Although chronic SRF does sometimes absorb spontaneously over many months,3 there is evidence that apoptosis of photore-ceptors occur in chronic RD and play a role in functional outcome.4 In chronic RD, SRF can often be viscous and perhaps this hinders retinal pigment epithelial cells to absorb the SRF in chronic RDs. Veckeneer et al5 found rhodopsin-immunopositive and -negative cells within their viscous SRF samples. Despite drainage of SRF, procedures such as conventional Drainage Air Cryopexy Explant surgery have been reported with nonresolving SRF.1 There has, thus far, been no definitive treatment to aid SRF reabsorption.6 In an attempt to reappose the photoreceptors with the retinal pigment epithelium, this case illustrates a novel method in which chronic SRF could be surgically removed by internal drainage.
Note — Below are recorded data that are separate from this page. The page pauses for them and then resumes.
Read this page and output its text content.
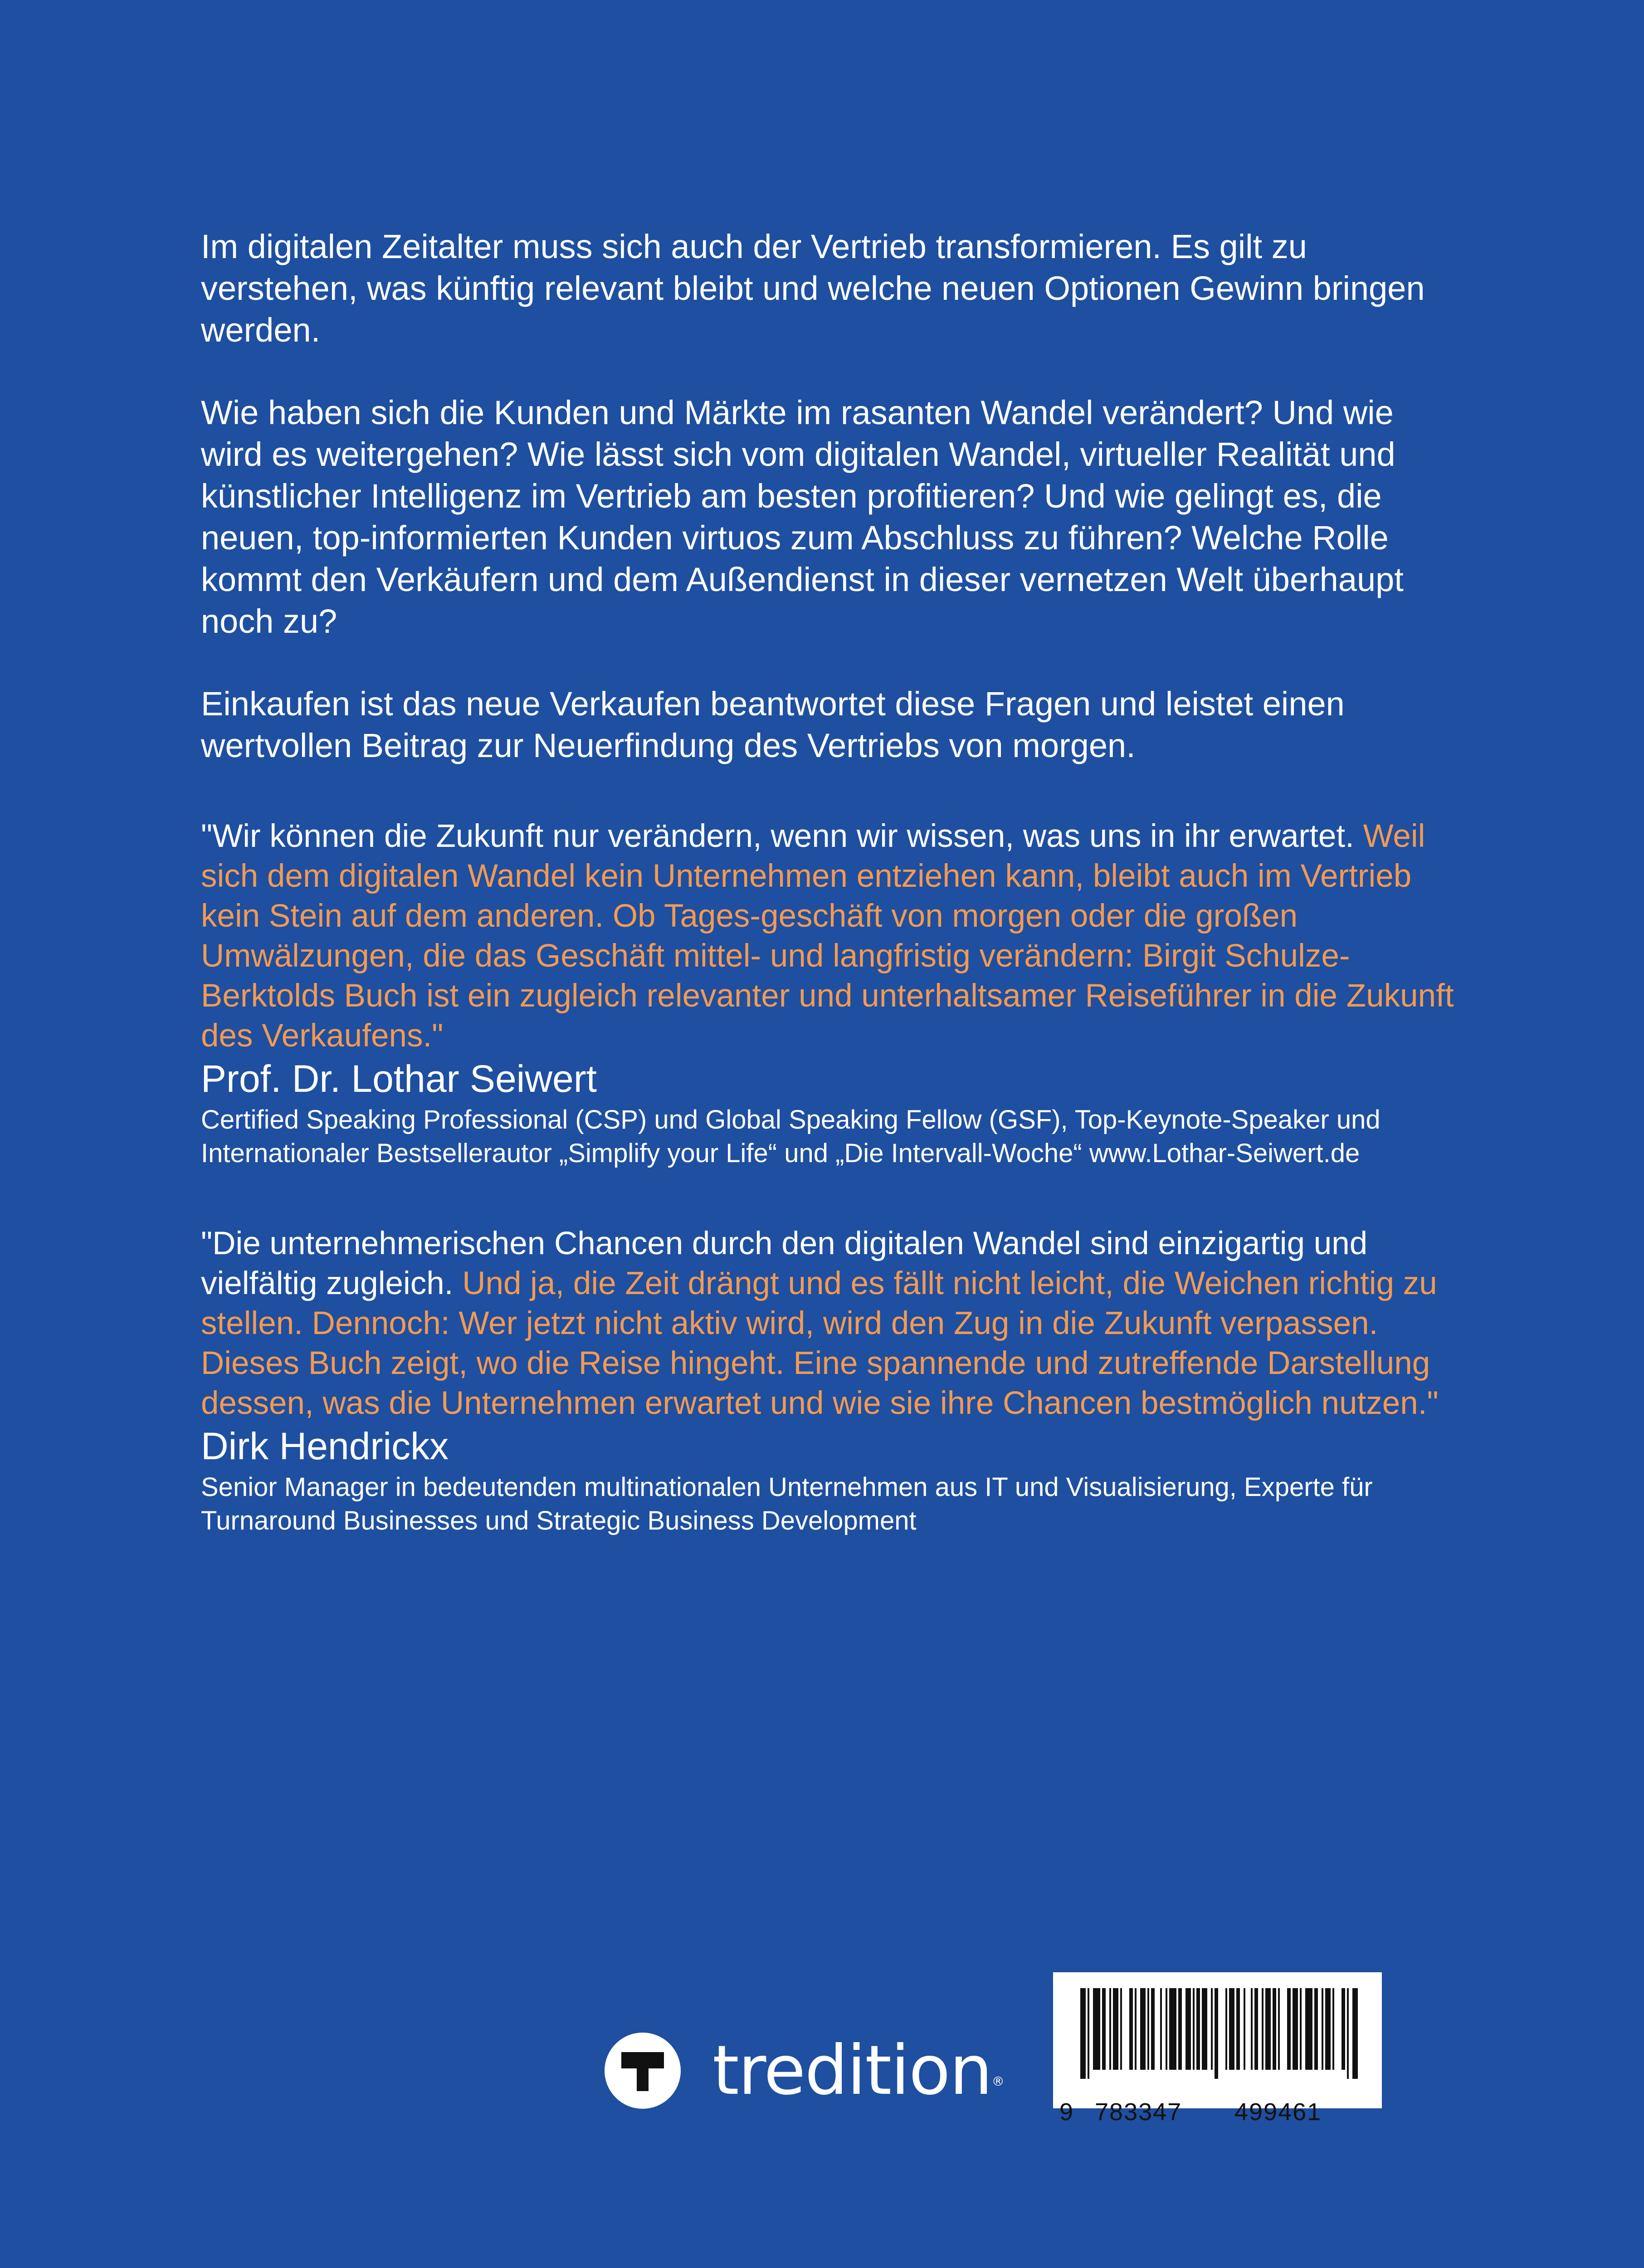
Im digitalen Zeitalter muss sich auch der Vertrieb transformieren. Es gilt zu verstehen, was künftig relevant bleibt und welche neuen Optionen Gewinn bringen werden.

Wie haben sich die Kunden und Märkte im rasanten Wandel verändert? Und wie wird es weitergehen? Wie lässt sich vom digitalen Wandel, virtueller Realität und künstlicher Intelligenz im Vertrieb am besten profitieren? Und wie gelingt es, die neuen, top-informierten Kunden virtuos zum Abschluss zu führen? Welche Rolle kommt den Verkäufern und dem Außendienst in dieser vernetzen Welt überhaupt noch zu?

Einkaufen ist das neue Verkaufen beantwortet diese Fragen und leistet einen wertvollen Beitrag zur Neuerfindung des Vertriebs von morgen.

"Wir können die Zukunft nur verändern, wenn wir wissen, was uns in ihr erwartet. Weil sich dem digitalen Wandel kein Unternehmen entziehen kann, bleibt auch im Vertrieb kein Stein auf dem anderen. Ob Tages-geschäft von morgen oder die großen Umwälzungen, die das Geschäft mittel- und langfristig verändern: Birgit Schulze-Berktolds Buch ist ein zugleich relevanter und unterhaltsamer Reiseführer in die Zukunft des Verkaufens."

Prof. Dr. Lothar Seiwert

Certified Speaking Professional (CSP) und Global Speaking Fellow (GSF), Top-Keynote-Speaker und Internationaler Bestsellerautor „Simplify your Life“ und „Die Intervall-Woche“ www.Lothar-Seiwert.de

"Die unternehmerischen Chancen durch den digitalen Wandel sind einzigartig und vielfältig zugleich. Und ja, die Zeit drängt und es fällt nicht leicht, die Weichen richtig zu stellen. Dennoch: Wer jetzt nicht aktiv wird, wird den Zug in die Zukunft verpassen. Dieses Buch zeigt, wo die Reise hingeht. Eine spannende und zutreffende Darstellung dessen, was die Unternehmen erwartet und wie sie ihre Chancen bestmöglich nutzen."

Dirk Hendrickx

Senior Manager in bedeutenden multinationalen Unternehmen aus IT und Visualisierung, Experte für Turnaround Businesses und Strategic Business Development

tredition®
9 783347 499461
Without the understanding of where the SRF is intraoperatively due to the shallow nature of the fluid, OCT-guided drainage is helpful in locating the optimal site of drainage. Our paper describes drainage using preoperative OCT scans, but with the advent of intraoperative scanning, this new tool may assist easier localization and visualization of the SRF. As seen on serial OCT scans, it is successful in the rapid removal of SRF. One must, however, be aware that all surgery has risks and the benefits need to outweigh risks in order to proceed with this procedure. In our case, visual recovery was potentially limited by the chronicity of the RD and also the chronicity of the residual SRF following primary RD repair. Further studies into the effects of early management of residual SRF can allow us to understand the potential advantages of early drainage of SRF.